Endocrine Abstracts

Age-related cognitive decline in postmenopausal women is thought to be partially related to the loss of sex steroids. Like women, old female rhesus monkeys (Macaca mulatta) undergo menopause and show an associated decline in circulating estradiol levels. Similarly, they show an age-related decline in the release of dehydroepiandrosterone (DHEA) from their adrenal glands. Because DHEA acts as a substrate for estradiol synthesis in the brain, it is plausible that DHEA supplementation could enhance cognitive function in the elderly. To test this hypothesis, old ovary-intact female rhesus monkeys were given 5 mg of oral DHEA each morning for 2 months; this administration paradigm was found to recreate the physiological 24-h circulating DHEA levels of young adults. In a delayed matching-to-sample test of recognition memory, with a 240-s retention interval, the regularly-cycling old animals showed a significant improvement in performance after 2 months of DHEA treatment, relative to age-matched irregularly-cycling perimenopausal monkeys (P<0.01, n=3 per group). Irregularly-cycling animals showed no improvement relative to their baseline measurement.
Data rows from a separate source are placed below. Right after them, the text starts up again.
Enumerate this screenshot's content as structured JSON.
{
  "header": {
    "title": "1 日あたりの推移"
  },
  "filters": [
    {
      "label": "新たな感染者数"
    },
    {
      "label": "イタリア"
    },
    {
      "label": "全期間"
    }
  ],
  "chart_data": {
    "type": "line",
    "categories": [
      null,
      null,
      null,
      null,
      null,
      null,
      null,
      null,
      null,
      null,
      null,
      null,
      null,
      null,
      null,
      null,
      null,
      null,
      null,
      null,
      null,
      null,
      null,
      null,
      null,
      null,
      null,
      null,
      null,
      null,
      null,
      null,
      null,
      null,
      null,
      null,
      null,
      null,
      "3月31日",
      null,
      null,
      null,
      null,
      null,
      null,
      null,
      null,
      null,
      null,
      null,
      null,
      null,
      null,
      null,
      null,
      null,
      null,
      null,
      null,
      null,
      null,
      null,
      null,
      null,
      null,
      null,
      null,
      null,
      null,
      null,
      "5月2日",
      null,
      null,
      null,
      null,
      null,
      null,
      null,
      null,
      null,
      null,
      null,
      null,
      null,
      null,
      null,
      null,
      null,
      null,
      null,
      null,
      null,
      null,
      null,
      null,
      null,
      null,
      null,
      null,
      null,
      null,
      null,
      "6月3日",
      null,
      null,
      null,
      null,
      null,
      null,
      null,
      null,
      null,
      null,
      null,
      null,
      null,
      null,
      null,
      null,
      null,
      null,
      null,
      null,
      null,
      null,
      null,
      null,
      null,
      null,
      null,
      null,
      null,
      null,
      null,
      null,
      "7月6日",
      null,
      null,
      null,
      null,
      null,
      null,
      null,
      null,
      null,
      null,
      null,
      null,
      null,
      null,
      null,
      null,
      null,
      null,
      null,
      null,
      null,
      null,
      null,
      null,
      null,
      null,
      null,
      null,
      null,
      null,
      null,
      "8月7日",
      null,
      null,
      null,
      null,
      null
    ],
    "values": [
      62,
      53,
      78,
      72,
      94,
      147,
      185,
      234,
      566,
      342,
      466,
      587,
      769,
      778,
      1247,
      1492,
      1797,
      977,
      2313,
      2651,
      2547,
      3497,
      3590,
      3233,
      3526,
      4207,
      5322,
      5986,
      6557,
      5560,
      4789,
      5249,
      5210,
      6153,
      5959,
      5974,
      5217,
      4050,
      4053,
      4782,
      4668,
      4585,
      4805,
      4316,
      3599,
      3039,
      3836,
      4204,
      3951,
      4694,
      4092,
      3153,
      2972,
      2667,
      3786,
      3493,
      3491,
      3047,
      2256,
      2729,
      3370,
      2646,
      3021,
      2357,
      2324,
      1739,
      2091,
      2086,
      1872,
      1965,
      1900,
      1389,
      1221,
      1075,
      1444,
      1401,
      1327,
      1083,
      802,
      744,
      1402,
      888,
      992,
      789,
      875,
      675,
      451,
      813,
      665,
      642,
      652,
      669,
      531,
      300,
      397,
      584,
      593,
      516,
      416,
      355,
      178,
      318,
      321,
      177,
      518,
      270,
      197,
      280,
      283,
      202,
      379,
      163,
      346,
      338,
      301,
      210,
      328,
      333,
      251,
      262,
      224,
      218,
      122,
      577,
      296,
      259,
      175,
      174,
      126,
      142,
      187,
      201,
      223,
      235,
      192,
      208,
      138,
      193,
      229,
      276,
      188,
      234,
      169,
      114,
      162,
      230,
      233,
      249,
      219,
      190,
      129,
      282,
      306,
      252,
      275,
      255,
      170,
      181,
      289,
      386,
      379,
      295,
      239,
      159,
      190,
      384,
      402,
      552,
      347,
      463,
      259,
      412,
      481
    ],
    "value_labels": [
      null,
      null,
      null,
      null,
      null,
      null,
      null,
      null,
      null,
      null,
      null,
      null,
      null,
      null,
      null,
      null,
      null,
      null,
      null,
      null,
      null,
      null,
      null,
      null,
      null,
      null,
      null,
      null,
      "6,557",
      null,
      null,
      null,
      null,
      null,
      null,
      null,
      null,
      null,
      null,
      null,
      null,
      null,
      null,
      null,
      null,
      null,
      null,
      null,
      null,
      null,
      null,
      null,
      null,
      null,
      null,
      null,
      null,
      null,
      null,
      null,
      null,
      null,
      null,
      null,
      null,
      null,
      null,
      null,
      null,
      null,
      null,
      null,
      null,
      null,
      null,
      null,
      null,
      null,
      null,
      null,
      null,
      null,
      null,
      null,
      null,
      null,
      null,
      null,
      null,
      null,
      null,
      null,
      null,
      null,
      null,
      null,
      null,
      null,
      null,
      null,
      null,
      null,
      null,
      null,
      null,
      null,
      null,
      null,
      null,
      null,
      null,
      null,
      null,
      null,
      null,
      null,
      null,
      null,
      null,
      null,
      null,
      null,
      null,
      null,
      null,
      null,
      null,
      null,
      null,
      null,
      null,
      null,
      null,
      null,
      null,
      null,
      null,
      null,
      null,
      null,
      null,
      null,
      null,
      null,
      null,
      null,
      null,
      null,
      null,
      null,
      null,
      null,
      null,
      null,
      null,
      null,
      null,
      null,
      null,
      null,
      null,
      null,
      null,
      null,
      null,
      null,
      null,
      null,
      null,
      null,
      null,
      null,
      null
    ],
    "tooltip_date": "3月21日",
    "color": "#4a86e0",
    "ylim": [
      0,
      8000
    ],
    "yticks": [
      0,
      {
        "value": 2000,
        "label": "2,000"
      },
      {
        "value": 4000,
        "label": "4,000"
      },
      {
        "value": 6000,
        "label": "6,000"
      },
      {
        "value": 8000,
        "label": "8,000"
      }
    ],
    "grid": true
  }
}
These findings demonstrate that 2 months of DHEA hormone supplementation is sufficient to cause a detectable improvement in cognitive function in old females. However, they emphasize that there is a critical period of sensitivity; for DHEA therapy to be effective, it needs to be initiated before the individuals show significant age-related attenuation of estradiol levels. Although the underlying mechanism is unclear, detection of 17β-HSD, 3β-HSD and aromatase enzyme gene expression in the prefrontal cortex and hippocampus, by RT-PCR, suggests that it may involve intracrine conversion of DHEA to estradiol within the CNS.